Again you create interval-since-completion tasks by clicking the Regenerate new task button in the middle of the Task Recurrence dialog box.

Some Other Points

One side effect of the regenerating nature of a scheduled recurring task is how this regeneration occurs when "catching up" on missed tasks in TWC-MYN: if you miss marking a scheduled recurring task complete for many weeks, when you do finally mark it complete, it will seem to be hard to clear out (with TWC-MYN settings). What I mean by that is it will keep regenerating itself instantly each time you mark it complete. That will keep repeating until the date catches up to the current week, when it will finally disappear. Interval-since-completed tasks don’t do that in TWC-MYN settings, they just sit and wait until you mark them complete, and when you do they disappear completely until the next interval is up, no matter how long you have delayed past the original intended date.

So if your task is not day specific and possibly skipped often, an interval-since-completion task is probably your best bet, to avoid having to click through all the old occurrences when you do catch up. But if your task is always day specific, then use the scheduled recurring task, even if you expect to skip it often.

One other point. With a scheduled recurring task, deleting an instance of the task is similar to marking it complete. It will still regenerate. You need to "Delete All" to really get rid of it, which is discussed more below. With an interval task, deleting it removes it fully, there is no instance deletion vs. Delete All.

Why there is a Recurring Task Problem when Switching to Start Date

Let's get back to why a problem occurs with existing scheduled recurring tasks, after you switch from a Due Date field based system to a Start Date field system (as recommended when adopting the new book Edition 2). The symptom is this: new instances of old scheduled recurring tasks will no longer appear in the TaskPad/To-Do Bar when their date arrives. Here is why.

First, I mentioned above that Outlook sets the Due Date field, but leaves the Start Date field blank on new recurring tasks, (unless created in Outlook 2007's To-Do Bar). So unless you purposely change that, that is how all your recurring tasks are first saved: no start date. In the prior book edition that was fine, but it creates a problem once you start using start dates.

Second, when you create a scheduled recurring task in Outlook, it really creates two tasks so to speak. It creates a parent task that is hidden, and the first child task; the latter is what you see. You can demonstrate that by doing this: create a new recurring task with the start and due date set to today, and save it. Now, immediately delete it from your To-Do Bar or Taskpad. Outlook will ask you if you want to Delete All or Delete This One. What it is really asking you is, do you want to delete the hidden parent task that generates all future tasks, or do you want to delete just this first child task.

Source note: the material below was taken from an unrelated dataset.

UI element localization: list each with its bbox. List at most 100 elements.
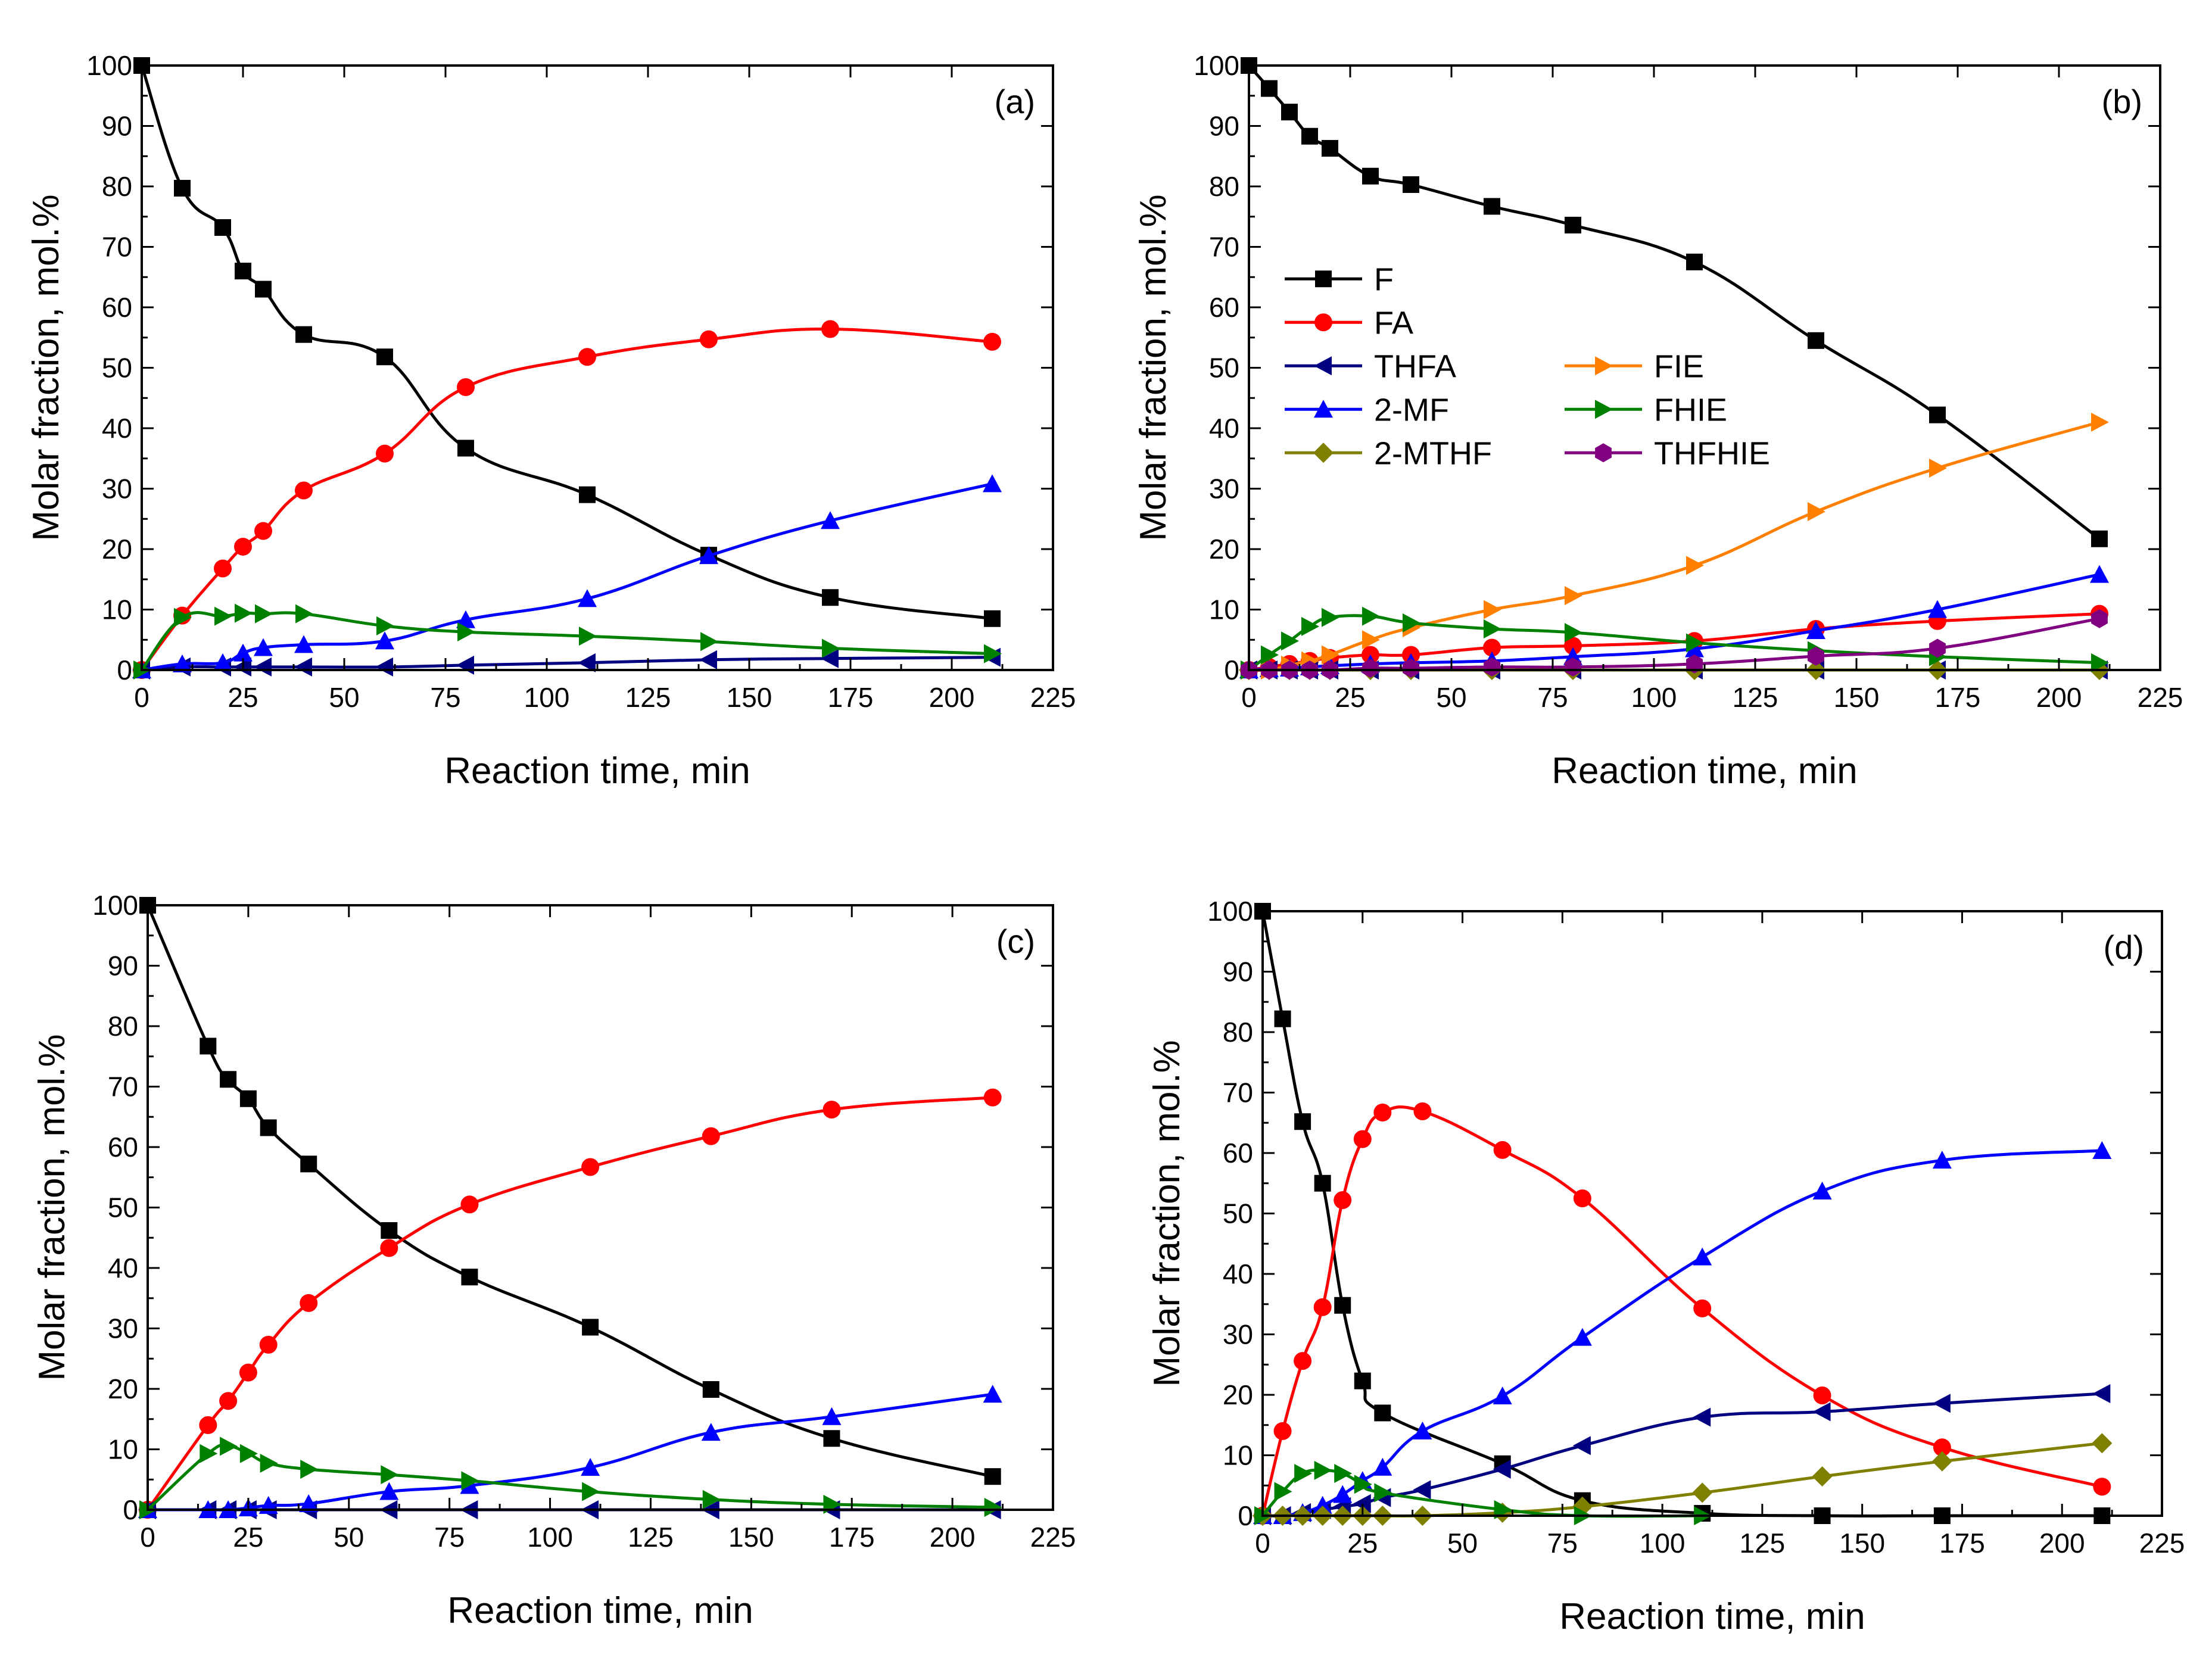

With this background, I think the reason for the recurring task problem is this: even if you update one of the child tasks by adding a start date, the old parent task still seems to keep the no-start-date condition in some way. That's not how it is supposed to work, but it seems to be doing that. So the next child task that is created may not have a start date, and so will not show up correctly in the TaskPad/To-Do Bar with the new Edition 2 settings. That is my theory on why old recurring tasks break when moving to the new system. I have to admit though, I have not confirmed that theory, so there may be other sources of the problem.

No matter what the real source, the solution is simple. Just fully delete the old recurring task (respond "Delete All" when asked). And then create a new recurring task, taking special care to populate the Start Date field upon creation. That way all newly minted child tasks are born with the Start Date field populated, and they should show up correctly in the TaskPad/To-Do Bar.